Cookbooks
This section is focused on all the cookbooks in the WVRHC Rare Book Room that are written by Black/African Americans. The extended collection includes ten cookbooks that are on African cooking and recipes passed down from enslaved cooks on plantations.
In Pursuit of Flavor
- Title
- In Pursuit of Flavor
- Creator
- Edna Lewis, Mary Goodbody
- Date Created
- 1988
- Abstract
- Edna Lewis recounts her experience growing up watching her mother cook for others, and growing up in a small farming community named Freetown, founded by her grandfather and his friends after they were emancipated from slavery. She emphasizes how grateful she is to have had the ability to pick and cook pure vegetables and fruits untainted by chemicals, and her main goal with this cookbook is to try and recreate the pure taste of her childhood food using present time ingredients for others to eat. This source is beneficial for research on Edna Lewis and Natural Cooking.
- Source
- WorldCat
A Good Heart and a Light Hand: Ruth L. Gaskins' Collection of Traditional Negro Recipes
- Title
- A Good Heart and a Light Hand: Ruth L. Gaskins' Collection of Traditional Negro Recipes
- Creator
- Ruth L. Gaskins
- Date Created
- 1968
- Abstract
- This cookbook begins with Ruth Gaskins memories of an elder Black woman named Revish Rice, affectionately referred to as “Mama Rice," whom she frequently watched cook during childhood. Gaskins recalls how the kitchen was the heart of the home, and the pot would be ready with food from 5pm to 8:30pm for the family and friends to pop in and eat at any given time. She emphasizes the community that was built around Mama Rice’s kitchen and how important good Black food was. The recipes are all traditional Black recipes Gaskin learned and sourced from her own mother, Johnnie Mae Knapper, and Mama Rice over the years. This source is beneficial for research focused on Black Food and Black Cooking, and Black community.
- Source
- WorldCat
The Edna Lewis Cookbook
- Title
- The Edna Lewis Cookbook
- Creator
- Edna Lewis, Evangeline Peterson
- Date Created
- 1972
- Abstract
- Edna Lewis begins this cookbook with her own history of growing up in the Freetown farming community, her initial desire to be a designer but being offered to open a restaurant instead.

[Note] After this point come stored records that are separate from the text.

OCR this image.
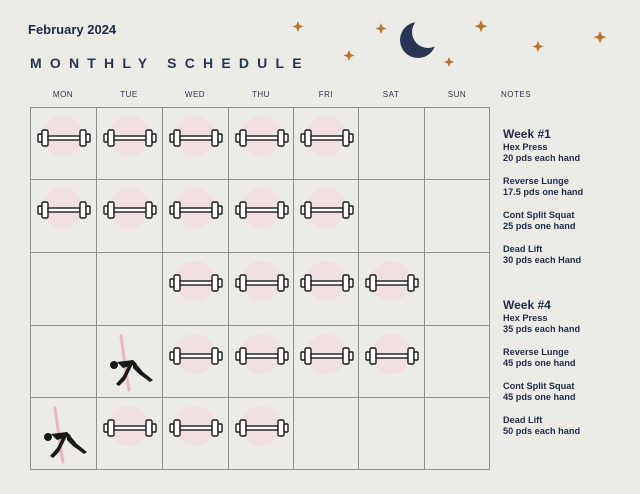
February 2024
MONTHLY SCHEDULE
MON	TUE	WED	THU	FRI	SAT	SUN	NOTES
Week #1
Hex Press
20 pds each hand
Reverse Lunge
17.5 pds one hand
Cont Split Squat
25 pds one hand
Dead Lift
30 pds each Hand
Week #4
Hex Press
35 pds each hand
Reverse Lunge
45 pds one hand
Cont Split Squat
45 pds one hand
Dead Lift
50 pds each hand
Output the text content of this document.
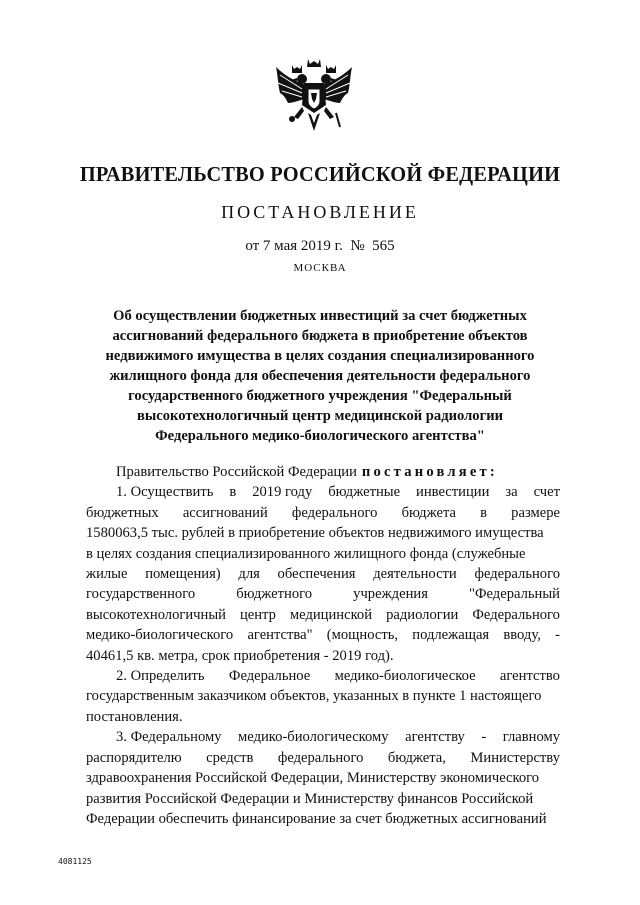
ПРАВИТЕЛЬСТВО РОССИЙСКОЙ ФЕДЕРАЦИИ
ПОСТАНОВЛЕНИЕ
от 7 мая 2019 г. № 565
МОСКВА
Об осуществлении бюджетных инвестиций за счет бюджетных
ассигнований федерального бюджета в приобретение объектов
недвижимого имущества в целях создания специализированного
жилищного фонда для обеспечения деятельности федерального
государственного бюджетного учреждения "Федеральный
высокотехнологичный центр медицинской радиологии
Федерального медико-биологического агентства"
Правительство Российской Федерации постановляет:
1. Осуществить в 2019 году бюджетные инвестиции за счет
бюджетных ассигнований федерального бюджета в размере
1580063,5 тыс. рублей в приобретение объектов недвижимого имущества
в целях создания специализированного жилищного фонда (служебные
жилые помещения) для обеспечения деятельности федерального
государственного	бюджетного	учреждения	"Федеральный
высокотехнологичный центр медицинской радиологии Федерального
медико-биологического агентства" (мощность, подлежащая вводу, -
40461,5 кв. метра, срок приобретения - 2019 год).
2. Определить Федеральное медико-биологическое агентство
государственным заказчиком объектов, указанных в пункте 1 настоящего
постановления.
3. Федеральному медико-биологическому агентству - главному
распорядителю средств федерального бюджета, Министерству
здравоохранения Российской Федерации, Министерству экономического
развития Российской Федерации и Министерству финансов Российской
Федерации обеспечить финансирование за счет бюджетных ассигнований
4081125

Her goal with this cookbook was to publish recipes that were fresh and simple for the average person to make and enjoy. Although she kept the recipe ingredients generally easy to find, Lewis included sources for some ingredients that would be harder for the average person to find on their own. This source is beneficial for research on Edna Lewis and Natural Cooking.
- Source
- WorldCat
Soul Food Cookbook
- Title
- Soul Food Cookbook
- Creator
- Jim Harwood, Ed Callahan
- Date Created
- 1969
- Abstract
- Harwood begins the cookbook with a brief history of Black Soul Food in America, crediting its roots to Native American, European and African cooking. He explains how Soul Food cooking came from the circumstances of enslaved Africans on plantations being given the unwanted parts of animal cuts by their enslavers, and how from those unwanted bits they created foods that would become delicacies. This source would be beneficial for research about Black History and Southern/Black cooking.
- Source
- WorldCat
Vibration Cooking: Or, The Travel Notes of a Geechee Girl
- Title
- Vibration Cooking: Or, The Travel Notes of a Geechee Girl
- Creator
- Vertamae Smart-Grosvenor
- Date Created
- 1970
- Abstract
- Verta Mae is an American Anthropologist from Fairfax, South Carolina. She describes her disdain for cookbooks written by white people that discredit (or do not credit at all) the influence that Black and African people have had on food and cooking. She introduces her main topic of “de-mystifying” food, because of how convoluted and exclusive modern culinary arts has made cooking to be. Verta Mae was born into a Gullah family and intertwines her life and experiences with the recipes she shares. The recipes are simple and straightforward. This source would be useful for research about Verta Mae and her life, Black and African American cooking, and Black and African Experiences.